Arbitration, in contrast to mediation, may have binding legal consequences. It is very much like going to court, except that it is not held in a courtroom and is closed to the public. There will be no agreement between the parties and the arbitrator; the arbitrator will decide the case on his own. In Singapore, arbitration proceedings are handled by the Singapore International Arbitration Centre (SIAC). Almost any civil case may be settled by the SIAC; however, criminal and family law cases are beyond their scope. Awards made in arbitration proceedings are recognised and enforced in over 120 jurisdictions worldwide according to the New York Convention. Administration costs, arbitrator fees, and attorney fees are all part of the arbitration cost, with the total amount due varying with the value of the case and the arbitrators’ level of experience. When it comes to resolving disputes, parties may either use the SIAC’s panel of over 190 legal and industrial experts, or they can choose their own.

●    When it comes to maritime issues, the Singapore Chamber of Maritime Arbitration (SCMA) provides a credible and efficient arbitration service.

●    The parties might use the mediation phase of the Law Society Mediation/Arbitration Scheme to try to reach a cost settlement. 

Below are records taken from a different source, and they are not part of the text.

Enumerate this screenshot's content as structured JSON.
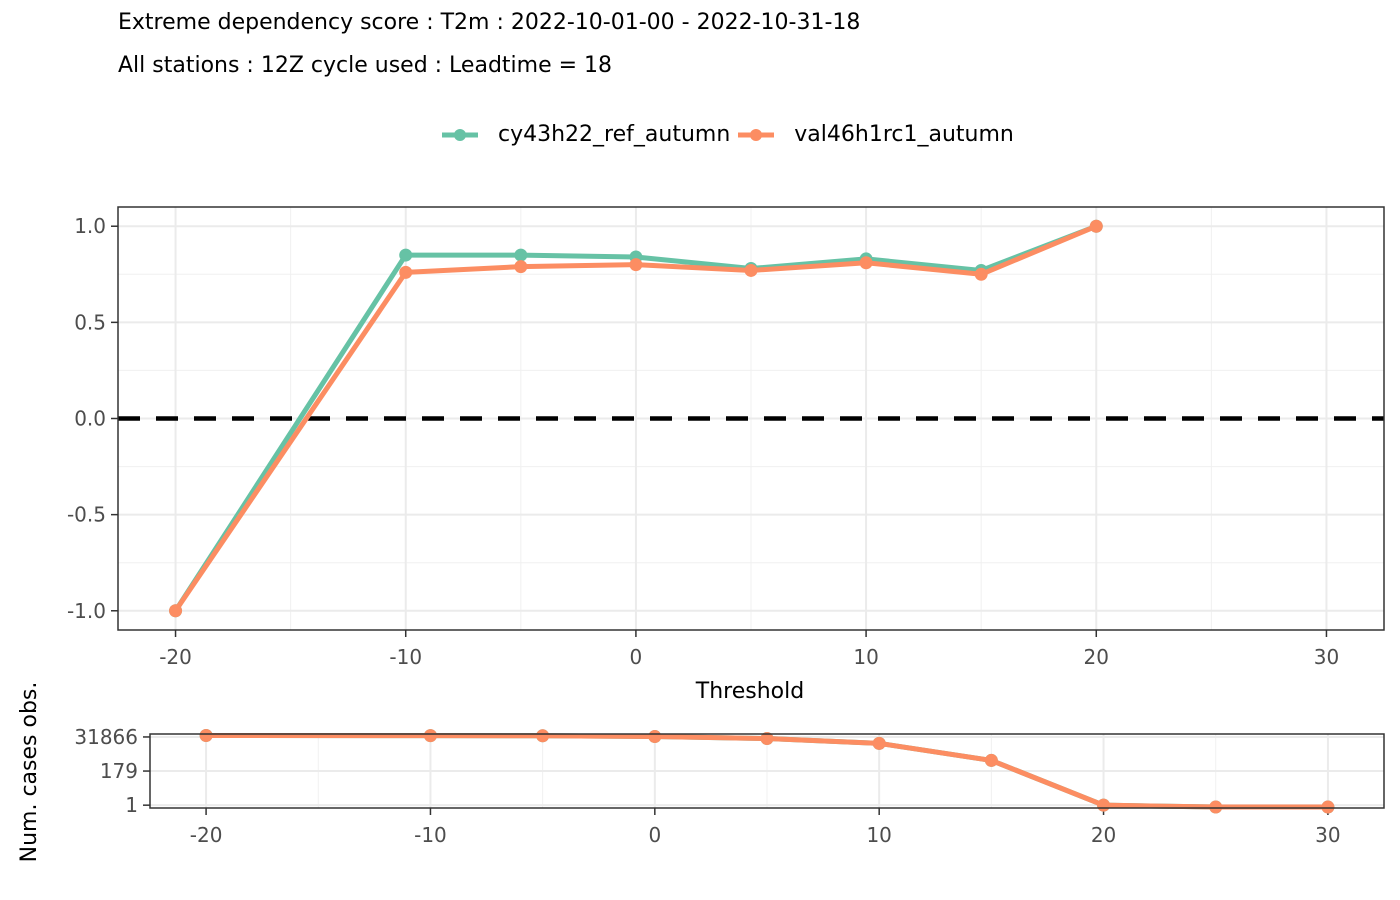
{
  "chart_data": [
    {
      "type": "line",
      "title": "Extreme dependency score : T2m : 2022-10-01-00 - 2022-10-31-18",
      "subtitle": "All stations : 12Z cycle used : Leadtime = 18",
      "xlabel": "Threshold",
      "ylabel": "",
      "xlim": [
        -22.5,
        32.5
      ],
      "ylim": [
        -1.1,
        1.1
      ],
      "x_ticks": [
        "-20",
        "-10",
        "0",
        "10",
        "20",
        "30"
      ],
      "y_ticks": [
        "-1.0",
        "-0.5",
        "0.0",
        "0.5",
        "1.0"
      ],
      "grid": true,
      "legend_position": "top",
      "reference_line": {
        "y": 0,
        "style": "dashed",
        "color": "#000000"
      },
      "series": [
        {
          "name": "cy43h22_ref_autumn",
          "color": "#66c2a5",
          "x": [
            -20,
            -10,
            -5,
            0,
            5,
            10,
            15,
            20
          ],
          "y": [
            -1.0,
            0.85,
            0.85,
            0.84,
            0.78,
            0.83,
            0.77,
            1.0
          ]
        },
        {
          "name": "val46h1rc1_autumn",
          "color": "#fc8d62",
          "x": [
            -20,
            -10,
            -5,
            0,
            5,
            10,
            15,
            20
          ],
          "y": [
            -1.0,
            0.76,
            0.79,
            0.8,
            0.77,
            0.81,
            0.75,
            1.0
          ]
        }
      ]
    },
    {
      "type": "line",
      "title": "",
      "xlabel": "",
      "ylabel": "Num. cases obs.",
      "scale": "log",
      "xlim": [
        -22.5,
        32.5
      ],
      "x_ticks": [
        "-20",
        "-10",
        "0",
        "10",
        "20",
        "30"
      ],
      "y_ticks": [
        "1",
        "179",
        "31866"
      ],
      "grid": true,
      "series": [
        {
          "name": "cy43h22_ref_autumn",
          "color": "#66c2a5",
          "x": [
            -20,
            -10,
            -5,
            0,
            5,
            10,
            15,
            20,
            25,
            30
          ],
          "y": [
            40000,
            39000,
            38000,
            34000,
            25000,
            12000,
            900,
            1,
            0.75,
            0.75
          ]
        },
        {
          "name": "val46h1rc1_autumn",
          "color": "#fc8d62",
          "x": [
            -20,
            -10,
            -5,
            0,
            5,
            10,
            15,
            20,
            25,
            30
          ],
          "y": [
            40000,
            39000,
            38000,
            34000,
            25000,
            12000,
            900,
            1,
            0.75,
            0.75
          ]
        }
      ]
    }
  ]
}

Resolving Disputes through the court system

When a business disagreement arises, it is often tried in the Civil Courts. Depending on the size and kind of your claim, you may file it with the High Court, District Court, Magistrates’ Court, or Small Claims Tribunal. The Copyright Tribunal and the Labour Court are two examples of specialised Courts.

Copyright tribunal

The Copyright Tribunal mediates conflicts between content creators and those who exploit their work without permission.

Labour court

If a dispute between an employer and an employee cannot be settled via other channels, it might be brought before the Labour Court.


In conclusion, the following are some useful facts to remember about Singapore’s Court Procedures:

● The claimant is referred to as the “Plaintiff.”

● The Defendant is the person or entity who is the subject of the claim or service.

● Suits are filed in the proper Courts depending on the kind and value of the claim.

● The Defendant may negotiate an out-of-court settlement with the Plaintiff or the Plaintiff’s attorney if he chooses not to contest the claim.

● If neither party settles, the court will schedule a hearing to consider the evidence presented by both parties.

● There is still time for an amicable resolution to be reached.

● Once a decision has been taken, it must be followed.

● The Court may issue a warrant of seizure and sale if the parties fail to comply. In this way, the party with the valid claim may take the assets and sell them to pay off his debt.

● An appeal to the High Court may be filed if you disagree with the Court’s decision.